Mayor Gary Grasso of Burr Ridge Illinois threw a tantrum at an anti-Home Rule meeting. After being told repeatedly to sit down and shut up, he shuffled out of the meeting. Outside of the meeting area, he would later denounce his opponents as liars.

The meeting was at Barbara’s Bookstore, with the purpose of informing the voting public why they should vote no on the upcoming Home Rule referenda on March 17. The meeting featured two speakers who were Jim Tobin and Zachary Mottl. Mr. Tobin is a Home Rule expert and president of the nonprofit Taxpayers United of America, which he founded over forty years ago. Mr. Mottl is a Burr Ridge Resident and Local Business Owner, who is also a village trustee.

Mr. Tobin and Mr. Mottl spoke out against Burr Ridge’s government pushing for Home Rule powers. Mr. Tobin in particular stated that Home Rule gave Illinois municipalities unlimited taxing powers, and stole the the right to vote on tax increases from taxpayers. To make his case, Mr. Tobin cited Bridgeview Illinois, whose residents voted for Home Rule under the promise that local politicians would not increase property taxes, saw their property taxes go up 300% (source: https://www.chicagotribune.com/investigations/ct-met-debt-bridgeview-main-20120609-story.html).

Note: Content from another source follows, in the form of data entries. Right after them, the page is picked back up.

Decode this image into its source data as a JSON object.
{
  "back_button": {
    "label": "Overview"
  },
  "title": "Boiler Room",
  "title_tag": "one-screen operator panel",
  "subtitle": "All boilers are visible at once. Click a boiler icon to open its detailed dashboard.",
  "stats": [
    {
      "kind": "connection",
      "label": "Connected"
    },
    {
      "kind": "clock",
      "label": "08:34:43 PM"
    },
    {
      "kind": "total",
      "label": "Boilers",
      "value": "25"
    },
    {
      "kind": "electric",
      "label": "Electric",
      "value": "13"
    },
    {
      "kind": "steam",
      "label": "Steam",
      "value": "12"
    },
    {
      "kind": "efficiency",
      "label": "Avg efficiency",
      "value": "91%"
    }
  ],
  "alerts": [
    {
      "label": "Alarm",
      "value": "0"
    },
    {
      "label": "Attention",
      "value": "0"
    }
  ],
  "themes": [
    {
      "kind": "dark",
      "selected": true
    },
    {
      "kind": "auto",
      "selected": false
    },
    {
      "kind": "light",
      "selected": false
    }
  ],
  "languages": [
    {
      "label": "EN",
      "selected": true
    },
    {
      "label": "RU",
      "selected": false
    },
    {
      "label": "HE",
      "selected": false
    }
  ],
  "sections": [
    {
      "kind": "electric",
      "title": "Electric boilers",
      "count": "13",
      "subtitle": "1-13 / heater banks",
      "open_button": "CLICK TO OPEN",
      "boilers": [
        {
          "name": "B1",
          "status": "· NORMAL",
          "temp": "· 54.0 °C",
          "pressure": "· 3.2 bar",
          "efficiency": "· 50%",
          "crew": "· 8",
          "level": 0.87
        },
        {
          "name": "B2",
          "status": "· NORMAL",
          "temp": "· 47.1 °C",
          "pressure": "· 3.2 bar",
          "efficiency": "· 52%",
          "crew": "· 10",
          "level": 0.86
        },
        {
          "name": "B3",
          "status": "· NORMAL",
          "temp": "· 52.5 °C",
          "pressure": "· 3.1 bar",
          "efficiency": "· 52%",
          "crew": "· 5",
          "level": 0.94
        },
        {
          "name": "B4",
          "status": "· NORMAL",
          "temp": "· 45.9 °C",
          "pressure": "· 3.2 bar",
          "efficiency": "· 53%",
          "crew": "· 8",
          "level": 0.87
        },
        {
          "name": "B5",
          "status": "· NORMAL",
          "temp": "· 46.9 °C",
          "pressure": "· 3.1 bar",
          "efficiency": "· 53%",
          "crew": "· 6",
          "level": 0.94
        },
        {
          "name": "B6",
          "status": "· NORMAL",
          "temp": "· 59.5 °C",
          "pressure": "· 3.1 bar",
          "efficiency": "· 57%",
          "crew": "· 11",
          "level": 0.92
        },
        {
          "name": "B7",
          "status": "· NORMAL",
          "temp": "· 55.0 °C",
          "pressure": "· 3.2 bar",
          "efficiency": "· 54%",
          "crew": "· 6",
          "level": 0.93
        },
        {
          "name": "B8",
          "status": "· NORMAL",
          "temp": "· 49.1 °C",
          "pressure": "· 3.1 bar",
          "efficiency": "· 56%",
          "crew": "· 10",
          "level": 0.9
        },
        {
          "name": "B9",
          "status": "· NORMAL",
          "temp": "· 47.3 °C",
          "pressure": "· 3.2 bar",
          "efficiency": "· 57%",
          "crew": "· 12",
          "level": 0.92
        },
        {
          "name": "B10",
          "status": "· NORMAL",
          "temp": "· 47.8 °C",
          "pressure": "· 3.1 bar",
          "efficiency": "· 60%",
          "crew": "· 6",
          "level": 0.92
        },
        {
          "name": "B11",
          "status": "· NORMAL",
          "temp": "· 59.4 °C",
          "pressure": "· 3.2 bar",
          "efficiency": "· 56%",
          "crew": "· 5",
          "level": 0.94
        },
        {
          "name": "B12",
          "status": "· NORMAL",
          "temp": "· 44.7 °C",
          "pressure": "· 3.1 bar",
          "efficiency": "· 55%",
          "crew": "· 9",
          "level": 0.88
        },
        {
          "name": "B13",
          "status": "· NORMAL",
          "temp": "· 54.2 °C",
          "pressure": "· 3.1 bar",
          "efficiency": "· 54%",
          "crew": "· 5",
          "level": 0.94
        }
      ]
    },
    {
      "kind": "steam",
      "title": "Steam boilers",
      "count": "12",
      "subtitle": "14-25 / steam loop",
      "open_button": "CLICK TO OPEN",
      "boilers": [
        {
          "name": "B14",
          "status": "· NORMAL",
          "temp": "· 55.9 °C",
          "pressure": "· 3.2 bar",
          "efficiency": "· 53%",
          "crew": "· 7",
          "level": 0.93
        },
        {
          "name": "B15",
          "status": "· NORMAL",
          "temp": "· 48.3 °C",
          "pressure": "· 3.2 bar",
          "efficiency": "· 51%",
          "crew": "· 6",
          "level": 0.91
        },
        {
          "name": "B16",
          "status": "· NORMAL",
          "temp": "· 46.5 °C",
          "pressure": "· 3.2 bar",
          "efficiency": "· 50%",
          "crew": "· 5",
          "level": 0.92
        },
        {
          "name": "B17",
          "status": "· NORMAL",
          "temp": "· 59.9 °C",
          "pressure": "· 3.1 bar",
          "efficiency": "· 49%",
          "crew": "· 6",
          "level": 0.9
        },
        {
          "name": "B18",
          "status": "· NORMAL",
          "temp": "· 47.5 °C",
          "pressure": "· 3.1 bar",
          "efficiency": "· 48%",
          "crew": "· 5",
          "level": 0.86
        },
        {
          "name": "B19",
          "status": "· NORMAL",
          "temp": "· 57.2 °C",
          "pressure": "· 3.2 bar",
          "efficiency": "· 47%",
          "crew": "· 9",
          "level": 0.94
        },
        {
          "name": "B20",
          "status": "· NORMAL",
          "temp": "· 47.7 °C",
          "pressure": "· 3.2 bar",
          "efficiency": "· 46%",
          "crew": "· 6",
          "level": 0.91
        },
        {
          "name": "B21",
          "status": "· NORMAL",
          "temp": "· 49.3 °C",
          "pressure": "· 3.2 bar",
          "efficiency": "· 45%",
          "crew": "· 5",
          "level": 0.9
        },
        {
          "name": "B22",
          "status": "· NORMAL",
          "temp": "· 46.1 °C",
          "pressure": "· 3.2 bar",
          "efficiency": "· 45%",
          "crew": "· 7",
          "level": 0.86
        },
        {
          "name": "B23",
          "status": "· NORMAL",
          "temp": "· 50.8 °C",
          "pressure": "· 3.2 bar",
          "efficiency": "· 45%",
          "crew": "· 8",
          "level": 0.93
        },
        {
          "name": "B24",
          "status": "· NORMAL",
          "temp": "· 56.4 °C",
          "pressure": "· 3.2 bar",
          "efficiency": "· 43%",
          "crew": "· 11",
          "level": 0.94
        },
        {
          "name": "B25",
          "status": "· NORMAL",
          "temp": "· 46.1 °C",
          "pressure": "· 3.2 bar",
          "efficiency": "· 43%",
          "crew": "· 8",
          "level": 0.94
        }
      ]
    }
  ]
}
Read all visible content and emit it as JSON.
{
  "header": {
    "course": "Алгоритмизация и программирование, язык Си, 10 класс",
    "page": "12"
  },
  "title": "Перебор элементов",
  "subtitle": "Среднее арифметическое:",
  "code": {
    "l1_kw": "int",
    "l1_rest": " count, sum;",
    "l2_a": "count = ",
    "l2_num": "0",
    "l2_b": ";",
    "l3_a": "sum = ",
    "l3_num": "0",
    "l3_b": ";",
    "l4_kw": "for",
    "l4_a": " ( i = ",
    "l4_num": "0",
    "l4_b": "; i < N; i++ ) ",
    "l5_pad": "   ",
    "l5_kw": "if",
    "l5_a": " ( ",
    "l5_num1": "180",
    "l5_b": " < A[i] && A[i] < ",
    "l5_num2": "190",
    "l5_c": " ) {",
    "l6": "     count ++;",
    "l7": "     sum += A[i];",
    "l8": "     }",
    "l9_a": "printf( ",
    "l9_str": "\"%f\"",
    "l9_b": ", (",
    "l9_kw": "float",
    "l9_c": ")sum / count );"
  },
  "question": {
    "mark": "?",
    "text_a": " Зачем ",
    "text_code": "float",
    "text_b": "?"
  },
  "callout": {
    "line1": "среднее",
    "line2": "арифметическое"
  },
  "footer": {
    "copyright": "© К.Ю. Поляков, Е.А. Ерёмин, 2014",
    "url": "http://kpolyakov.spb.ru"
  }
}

Mayor Grasso, who is a supporter of Home Rule in Burr Ridge, was greatly upset at the opposition’s points. During the question and answer session Mayor Grasso stood up and appeared to try to take over, or disrupt the meeting. After being shouted down by the speakers, Mayor Grasso left the meeting and went into the bookstore proper. There, he accused the speakers of lying.

One comment

  • Seems Home Rule will give the mayor, and department heads a bit more flexibility to govern Burr Ridge, that’s all. Ultimately, nothing will solve long-term fiscal problems, in Burr Ridge and throughout Illinois, unless our state enacts true pension reform, ends unfunded mandates, reduces by at least half the 7,000 local governments we have, funds public schools primarily through income taxes, not property taxes and enacts pro-business reforms that halt the exodus of people and companies out of Illinois.